In 1921, the Ashland Club sponsored a new club in Ironwood, Michigan. In 1928, Dan Brownell, then President of Northland College, served as District Governor of District 622 of which Ashland was then a part. In 1972-73, this Club furnished another District Governor in the name of Ed Evenson.

In 1968, Ashland petitioned Rotary International to disassociate from District 622 of Wisconsin and joined in District 558. It continues to be a member of the same district today which is now numbered 5580. It is truly an International District because it includes territories in both Canada and the United States.

The Club invited its first women members in 1989 shortly after the practice was affirmed by Rotary International. The first women members were Lois Koval and Lynn Gordon.

Community Service has been the hallmark of the Club throughout its entire history. It has sponsored scholarships for students from Ashland, Washburn, and Bayfield, who attend either Northland College or Wisconsin Indianhead Technical College. It recently added another scholarship to support the education of a non-traditional student recommended by the Concentrated Employment Program (CEP, Inc.). The Club continues to maintain Rotary Park which it established across from Kentucky Fried Chicken in 1960. In the 60s, the Club also secured and paid for the Ashland Little League Charter. Ashland Rotary provided the initial seed-money for the Lakefront Trail on Chequamegon Bay. The Club was one of the first contributors to the Chequamegon Bay Habitat for Humanity chapter. It provided funds to match those of individual members. In the past, the Club purchased livestock for young people who intended to go into farming. It also regularly hosted local high school students at its weekly meeting.

For many years, the Club had a trailer from which they sold brats and other food at the Ashland County Fair, Applefest, and other selected places. The Club has also held lotteries for special projects. The Club sponsored the Bay Days bike race for many years. Today, the primary fund raisers are  the Concession stand at Ashland High School's first home football game and the rose sale.

On the international front, the Club provided assistance to the Rotary Club of Pilsen, Czechoslovakia, and conducted a city-wide clothing drive for the people of West Berlin, Germany after WWII. More recently, the Club provided assistance to Rotary International’s program to eradicate polio in the world. The Club provides financial assistance to the Rotary Foundation for the Foundation’s various programs.
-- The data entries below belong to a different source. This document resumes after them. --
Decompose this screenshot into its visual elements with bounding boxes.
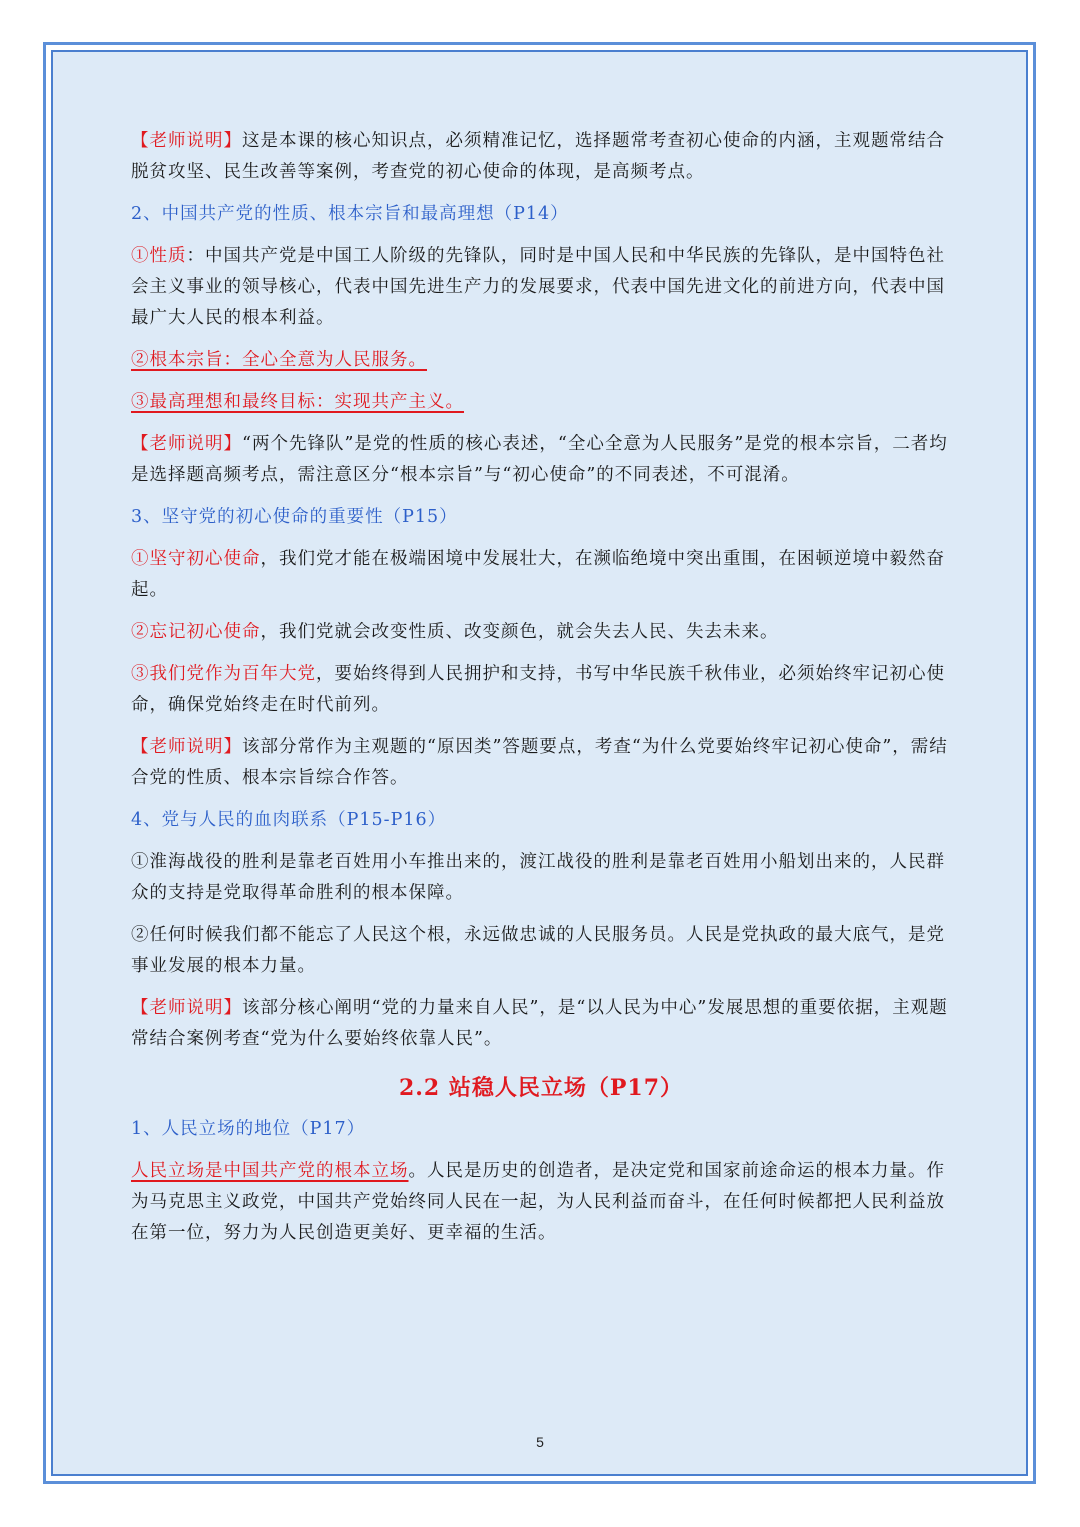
importance-item-1	[131, 544, 951, 606]
teacher-note-4	[131, 993, 951, 1055]
teacher-note-text: 该部分核心阐明“党的力量来自人民”，是“以人民为中心”发展思想的重要依据，主观题常结合案例考查“党为什么要始终依靠人民”。	[131, 998, 948, 1049]
section-title: 2.2 站稳人民立场（P17）	[398, 1075, 684, 1101]
teacher-note-1	[131, 126, 951, 188]
subheading-3: 3、坚守党的初心使命的重要性（P15）	[131, 507, 458, 527]
importance-label-3: ③我们党作为百年大党	[131, 664, 316, 684]
teacher-note-text: 这是本课的核心知识点，必须精准记忆，选择题常考查初心使命的内涵，主观题常结合脱贫攻坚、民生改善等案例，考查党的初心使命的体现，是高频考点。	[131, 131, 945, 182]
relation-item-2: ②任何时候我们都不能忘了人民这个根，永远做忠诚的人民服务员。人民是党执政的最大底气，是党事业发展的根本力量。	[131, 925, 945, 976]
importance-item-3	[131, 659, 951, 721]
purpose-text: ②根本宗旨：全心全意为人民服务。	[131, 350, 427, 370]
nature-label: ①性质	[131, 246, 187, 266]
purpose-paragraph	[131, 345, 951, 376]
ideal-text: ③最高理想和最终目标：实现共产主义。	[131, 392, 464, 412]
importance-text-1: ，我们党才能在极端困境中发展壮大，在濒临绝境中突出重围，在困顿逆境中毅然奋起。	[131, 549, 945, 600]
teacher-note-3	[131, 732, 951, 794]
nature-text: ：中国共产党是中国工人阶级的先锋队，同时是中国人民和中华民族的先锋队，是中国特色社会主义事业的领导核心，代表中国先进生产力的发展要求，代表中国先进文化的前进方向，代表中国最广大人民的根本利益。	[131, 246, 945, 328]
nature-paragraph	[131, 241, 951, 334]
subheading-4: 4、党与人民的血肉联系（P15-P16）	[131, 810, 447, 830]
subheading-5: 1、人民立场的地位（P17）	[131, 1119, 366, 1139]
teacher-note-tag: 【老师说明】	[131, 131, 242, 151]
relation-item-1: ①淮海战役的胜利是靠老百姓用小车推出来的，渡江战役的胜利是靠老百姓用小船划出来的，人民群众的支持是党取得革命胜利的根本保障。	[131, 852, 945, 903]
page-number: 5	[536, 1434, 544, 1450]
stance-paragraph	[131, 1156, 951, 1249]
teacher-note-tag: 【老师说明】	[131, 998, 242, 1018]
importance-label-2: ②忘记初心使命	[131, 622, 261, 642]
importance-item-2	[131, 617, 951, 648]
teacher-note-text: 该部分常作为主观题的“原因类”答题要点，考查“为什么党要始终牢记初心使命”，需结合党的性质、根本宗旨综合作答。	[131, 737, 948, 788]
page-content	[131, 126, 951, 1260]
importance-label-1: ①坚守初心使命	[131, 549, 261, 569]
importance-text-3: ，要始终得到人民拥护和支持，书写中华民族千秋伟业，必须始终牢记初心使命，确保党始终走在时代前列。	[131, 664, 945, 715]
teacher-note-text: “两个先锋队”是党的性质的核心表述，“全心全意为人民服务”是党的根本宗旨，二者均是选择题高频考点，需注意区分“根本宗旨”与“初心使命”的不同表述，不可混淆。	[131, 434, 948, 485]
stance-text: 。人民是历史的创造者，是决定党和国家前途命运的根本力量。作为马克思主义政党，中国共产党始终同人民在一起，为人民利益而奋斗，在任何时候都把人民利益放在第一位，努力为人民创造更美好、更幸福的生活。	[131, 1161, 945, 1243]
stance-label: 人民立场是中国共产党的根本立场	[131, 1161, 409, 1181]
ideal-paragraph	[131, 387, 951, 418]
teacher-note-tag: 【老师说明】	[131, 434, 242, 454]
teacher-note-tag: 【老师说明】	[131, 737, 242, 757]
subheading-2: 2、中国共产党的性质、根本宗旨和最高理想（P14）	[131, 204, 569, 224]
teacher-note-2	[131, 429, 951, 491]
importance-text-2: ，我们党就会改变性质、改变颜色，就会失去人民、失去未来。	[260, 622, 779, 642]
The Ashland Club ranks near the top of all clubs in the district for its support of the Foundation. Rotary member George Lombardi was a Rotary Ambassador to Mexico’s District 411 in Rotary International’s program for world understanding. Ashland Rotary member Gail Otis holds the Club record for consecutive attendance at Rotary Meetings – 50 years. As of September 2013, current Rotarian Diane Foris holds the current perfect attendance record. Norma Criley, a Northland College student, was one of the early recipients of a Rotary International scholarship. Recently, our club sponsored two participants in a Group Study Exchange to Lithuania.

The Club socializes, too. In the 1970s, Ashland and all the Clubs around the lake would gather once a year for a conference. Ashland sponsored one of these events at Telemark in Cable. The Club has held joint dinner meetings with Kiwanis from time to time. The Club also sponsors social events in order to include spouses including our June BBQ meeting and our Holiday social.
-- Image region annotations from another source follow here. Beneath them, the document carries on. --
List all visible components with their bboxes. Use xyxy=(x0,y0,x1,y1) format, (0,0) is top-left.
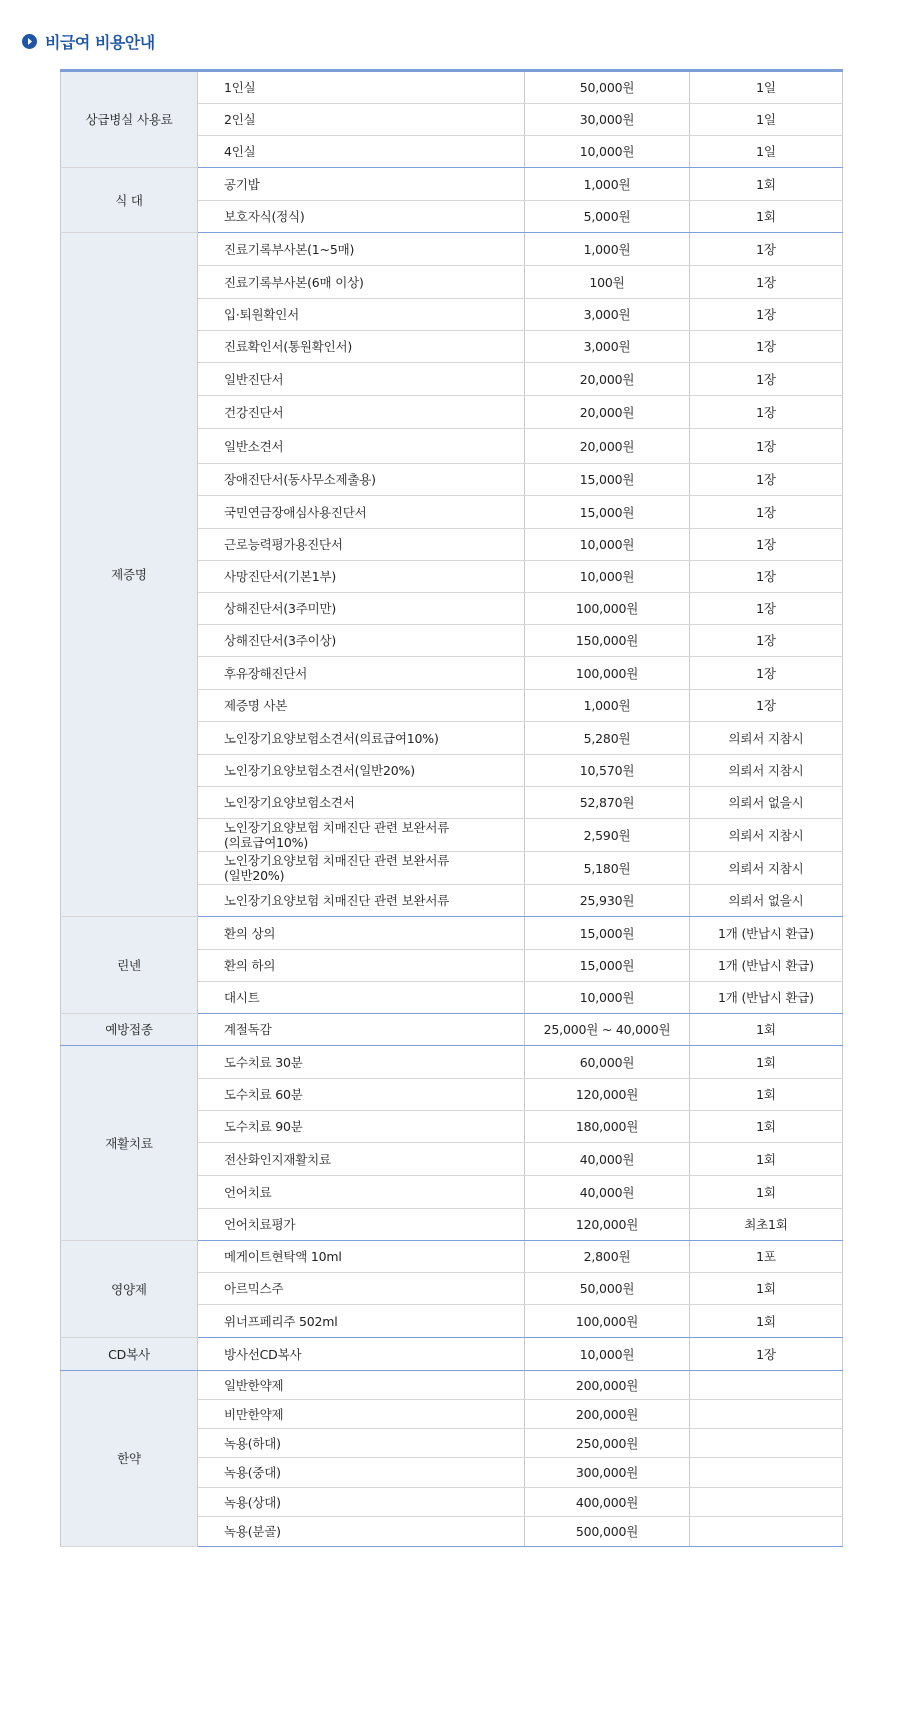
item-cell xyxy=(198,1371,525,1400)
price-cell: 50,000원 xyxy=(525,1273,690,1305)
price-cell: 20,000원 xyxy=(525,429,690,464)
item-cell xyxy=(198,657,525,690)
item-label: 노인장기요양보험 치매진단 관련 보완서류 xyxy=(224,820,450,835)
category-cell: 영양제 xyxy=(61,1241,198,1338)
item-label: 위너프페리주 502ml xyxy=(224,1313,338,1329)
table-row xyxy=(61,233,843,266)
price-cell: 15,000원 xyxy=(525,464,690,496)
item-label: 진료확인서(통원확인서) xyxy=(224,339,353,354)
table-row xyxy=(61,1241,843,1273)
item-label: 진료기록부사본(6매 이상) xyxy=(224,274,364,290)
unit-cell: 의뢰서 없을시 xyxy=(690,787,843,819)
section-heading xyxy=(22,30,155,52)
item-label: 4인실 xyxy=(224,144,256,159)
item-cell xyxy=(198,593,525,625)
item-cell xyxy=(198,852,525,885)
unit-cell xyxy=(690,1400,843,1429)
price-cell: 5,180원 xyxy=(525,852,690,885)
unit-cell: 1회 xyxy=(690,1143,843,1176)
unit-cell: 1회 xyxy=(690,1273,843,1305)
item-label: 아르믹스주 xyxy=(224,1281,284,1296)
item-label: 메게이트현탁액 10ml xyxy=(224,1249,342,1264)
price-cell: 10,000원 xyxy=(525,1338,690,1371)
unit-cell: 1장 xyxy=(690,429,843,464)
item-cell xyxy=(198,755,525,787)
unit-cell: 1장 xyxy=(690,233,843,266)
item-cell xyxy=(198,1046,525,1079)
price-cell: 30,000원 xyxy=(525,104,690,136)
item-label: 국민연금장애심사용진단서 xyxy=(224,504,367,520)
unit-cell: 1개 (반납시 환급) xyxy=(690,982,843,1014)
unit-cell: 1장 xyxy=(690,363,843,396)
item-label: 건강진단서 xyxy=(224,404,284,420)
unit-cell: 1장 xyxy=(690,625,843,657)
table-row xyxy=(61,71,843,104)
item-cell xyxy=(198,1111,525,1143)
price-cell: 25,930원 xyxy=(525,885,690,917)
unit-cell: 1회 xyxy=(690,1079,843,1111)
item-cell xyxy=(198,201,525,233)
item-label: 일반소견서 xyxy=(224,438,284,454)
item-cell xyxy=(198,625,525,657)
item-cell xyxy=(198,104,525,136)
item-label-line2: (일반20%) xyxy=(224,868,285,883)
unit-cell: 1장 xyxy=(690,396,843,429)
category-cell: 예방접종 xyxy=(61,1014,198,1046)
category-cell: CD복사 xyxy=(61,1338,198,1371)
item-cell xyxy=(198,722,525,755)
unit-cell: 의뢰서 지참시 xyxy=(690,819,843,852)
item-cell xyxy=(198,1429,525,1458)
item-label: 1인실 xyxy=(224,80,256,95)
unit-cell xyxy=(690,1517,843,1547)
price-cell: 500,000원 xyxy=(525,1517,690,1547)
item-label: 녹용(분골) xyxy=(224,1524,281,1539)
fee-table xyxy=(60,69,843,1547)
unit-cell: 의뢰서 지참시 xyxy=(690,755,843,787)
price-cell: 1,000원 xyxy=(525,233,690,266)
item-label: 일반진단서 xyxy=(224,371,284,387)
item-cell xyxy=(198,1079,525,1111)
unit-cell: 1장 xyxy=(690,496,843,529)
price-cell: 10,000원 xyxy=(525,982,690,1014)
unit-cell: 1회 xyxy=(690,168,843,201)
price-cell: 1,000원 xyxy=(525,690,690,722)
price-cell: 200,000원 xyxy=(525,1400,690,1429)
item-label: 도수치료 30분 xyxy=(224,1054,303,1070)
price-cell: 100,000원 xyxy=(525,1305,690,1338)
item-label: 언어치료평가 xyxy=(224,1217,296,1232)
unit-cell: 1회 xyxy=(690,1305,843,1338)
price-cell: 100,000원 xyxy=(525,593,690,625)
price-cell: 2,800원 xyxy=(525,1241,690,1273)
price-cell: 60,000원 xyxy=(525,1046,690,1079)
price-cell: 120,000원 xyxy=(525,1209,690,1241)
item-cell xyxy=(198,429,525,464)
item-label: 전산화인지재활치료 xyxy=(224,1151,331,1167)
price-cell: 100,000원 xyxy=(525,657,690,690)
item-label: 도수치료 90분 xyxy=(224,1119,303,1134)
item-cell xyxy=(198,885,525,917)
price-cell: 10,000원 xyxy=(525,561,690,593)
item-cell xyxy=(198,1143,525,1176)
item-label: 도수치료 60분 xyxy=(224,1087,303,1102)
unit-cell: 1회 xyxy=(690,1176,843,1209)
unit-cell: 1회 xyxy=(690,1046,843,1079)
unit-cell: 1회 xyxy=(690,201,843,233)
unit-cell: 1장 xyxy=(690,331,843,363)
item-label: 대시트 xyxy=(224,990,260,1005)
item-cell xyxy=(198,1305,525,1338)
unit-cell: 1장 xyxy=(690,657,843,690)
item-label: 계절독감 xyxy=(224,1022,272,1037)
item-label: 사망진단서(기본1부) xyxy=(224,569,337,584)
price-cell: 52,870원 xyxy=(525,787,690,819)
item-cell xyxy=(198,1488,525,1517)
fee-table-body xyxy=(61,71,843,1547)
item-label: 노인장기요양보험 치매진단 관련 보완서류 xyxy=(224,893,450,908)
item-label: 언어치료 xyxy=(224,1184,272,1200)
item-label: 노인장기요양보험 치매진단 관련 보완서류 xyxy=(224,853,450,868)
item-cell xyxy=(198,1400,525,1429)
item-label: 녹용(하대) xyxy=(224,1435,281,1451)
unit-cell: 1회 xyxy=(690,1014,843,1046)
unit-cell: 1장 xyxy=(690,561,843,593)
table-row xyxy=(61,1014,843,1046)
price-cell: 180,000원 xyxy=(525,1111,690,1143)
item-cell xyxy=(198,136,525,168)
unit-cell: 1회 xyxy=(690,1111,843,1143)
item-cell xyxy=(198,1517,525,1547)
item-label: 입·퇴원확인서 xyxy=(224,307,300,322)
unit-cell: 1장 xyxy=(690,1338,843,1371)
unit-cell: 최초1회 xyxy=(690,1209,843,1241)
item-label: 녹용(중대) xyxy=(224,1465,281,1480)
price-cell: 200,000원 xyxy=(525,1371,690,1400)
item-label-line2: (의료급여10%) xyxy=(224,835,309,850)
item-label: 노인장기요양보험소견서 xyxy=(224,795,355,810)
price-cell: 40,000원 xyxy=(525,1176,690,1209)
unit-cell xyxy=(690,1429,843,1458)
item-cell xyxy=(198,1338,525,1371)
category-cell: 제증명 xyxy=(61,233,198,917)
unit-cell: 1개 (반납시 환급) xyxy=(690,950,843,982)
price-cell: 5,280원 xyxy=(525,722,690,755)
unit-cell: 1장 xyxy=(690,464,843,496)
unit-cell: 1일 xyxy=(690,71,843,104)
item-cell xyxy=(198,464,525,496)
price-cell: 5,000원 xyxy=(525,201,690,233)
item-cell xyxy=(198,950,525,982)
table-row xyxy=(61,917,843,950)
unit-cell: 의뢰서 지참시 xyxy=(690,852,843,885)
category-cell: 재활치료 xyxy=(61,1046,198,1241)
item-cell xyxy=(198,1014,525,1046)
price-cell: 10,000원 xyxy=(525,529,690,561)
price-cell: 3,000원 xyxy=(525,331,690,363)
price-cell: 10,570원 xyxy=(525,755,690,787)
category-cell: 한약 xyxy=(61,1371,198,1547)
price-cell: 150,000원 xyxy=(525,625,690,657)
price-cell: 100원 xyxy=(525,266,690,299)
fee-table-container xyxy=(60,69,842,1547)
table-row xyxy=(61,168,843,201)
unit-cell: 1장 xyxy=(690,593,843,625)
item-cell xyxy=(198,331,525,363)
unit-cell: 1일 xyxy=(690,104,843,136)
circle-arrow-right-icon xyxy=(22,34,37,49)
price-cell: 120,000원 xyxy=(525,1079,690,1111)
item-cell xyxy=(198,1273,525,1305)
page-title: 비급여 비용안내 xyxy=(45,32,155,52)
price-cell: 400,000원 xyxy=(525,1488,690,1517)
item-cell xyxy=(198,266,525,299)
item-label: 공기밥 xyxy=(224,176,260,192)
item-cell xyxy=(198,917,525,950)
item-label: 비만한약제 xyxy=(224,1406,284,1422)
unit-cell: 1장 xyxy=(690,266,843,299)
price-cell: 40,000원 xyxy=(525,1143,690,1176)
item-label: 상해진단서(3주이상) xyxy=(224,633,337,648)
unit-cell: 1포 xyxy=(690,1241,843,1273)
category-cell: 린넨 xyxy=(61,917,198,1014)
category-cell: 상급병실 사용료 xyxy=(61,71,198,168)
item-label: 근로능력평가용진단서 xyxy=(224,537,343,552)
item-label: 보호자식(정식) xyxy=(224,209,305,224)
price-cell: 15,000원 xyxy=(525,917,690,950)
category-cell: 식 대 xyxy=(61,168,198,233)
item-label: 환의 상의 xyxy=(224,925,276,941)
item-cell xyxy=(198,819,525,852)
price-cell: 10,000원 xyxy=(525,136,690,168)
table-row xyxy=(61,1046,843,1079)
price-cell: 15,000원 xyxy=(525,950,690,982)
price-cell: 2,590원 xyxy=(525,819,690,852)
item-cell xyxy=(198,363,525,396)
item-cell xyxy=(198,982,525,1014)
item-label: 녹용(상대) xyxy=(224,1494,281,1510)
price-cell: 300,000원 xyxy=(525,1458,690,1488)
item-cell xyxy=(198,787,525,819)
unit-cell: 1일 xyxy=(690,136,843,168)
price-cell: 15,000원 xyxy=(525,496,690,529)
item-cell xyxy=(198,233,525,266)
unit-cell: 1개 (반납시 환급) xyxy=(690,917,843,950)
price-cell: 20,000원 xyxy=(525,396,690,429)
unit-cell: 1장 xyxy=(690,690,843,722)
unit-cell xyxy=(690,1488,843,1517)
price-cell: 20,000원 xyxy=(525,363,690,396)
item-cell xyxy=(198,496,525,529)
item-label: 방사선CD복사 xyxy=(224,1346,302,1362)
item-cell xyxy=(198,690,525,722)
unit-cell: 1장 xyxy=(690,529,843,561)
item-label: 후유장해진단서 xyxy=(224,665,308,681)
item-cell xyxy=(198,1209,525,1241)
item-label: 노인장기요양보험소견서(일반20%) xyxy=(224,763,415,778)
item-cell xyxy=(198,168,525,201)
price-cell: 250,000원 xyxy=(525,1429,690,1458)
item-cell xyxy=(198,71,525,104)
item-label: 일반한약제 xyxy=(224,1377,284,1393)
price-cell: 50,000원 xyxy=(525,71,690,104)
item-cell xyxy=(198,396,525,429)
item-label: 장애진단서(동사무소제출용) xyxy=(224,472,376,487)
unit-cell xyxy=(690,1458,843,1488)
unit-cell: 의뢰서 없을시 xyxy=(690,885,843,917)
item-label: 상해진단서(3주미만) xyxy=(224,601,337,616)
item-label: 환의 하의 xyxy=(224,958,276,973)
item-cell xyxy=(198,561,525,593)
item-cell xyxy=(198,529,525,561)
item-cell xyxy=(198,1458,525,1488)
item-label: 2인실 xyxy=(224,112,256,127)
item-cell xyxy=(198,299,525,331)
item-cell xyxy=(198,1176,525,1209)
price-cell: 3,000원 xyxy=(525,299,690,331)
table-row xyxy=(61,1338,843,1371)
unit-cell: 1장 xyxy=(690,299,843,331)
item-label: 진료기록부사본(1~5매) xyxy=(224,241,355,257)
table-row xyxy=(61,1371,843,1400)
item-cell xyxy=(198,1241,525,1273)
price-cell: 1,000원 xyxy=(525,168,690,201)
price-cell: 25,000원 ~ 40,000원 xyxy=(525,1014,690,1046)
item-label: 제증명 사본 xyxy=(224,698,288,713)
unit-cell: 의뢰서 지참시 xyxy=(690,722,843,755)
unit-cell xyxy=(690,1371,843,1400)
item-label: 노인장기요양보험소견서(의료급여10%) xyxy=(224,730,439,746)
Rotary meets at Noon every Tuesday
The Niblick Bar & Grill
3000 Golf Course Road, Ashland, Wisconsin

 

The Rotary Club of Ashland is part of an international organization of community leaders. We strive to live by the four-way test of truthfulness, fairness, friendship and actions beneficial to all. Through the Rotary Club our members lead and participate in strategic humanitarian and community projects; encourage high ethical standards in all vocations; and help build goodwill and peace in our community. Quality weekly programs provide positive professional development; educate members on international, community and business issues while fostering fellowship.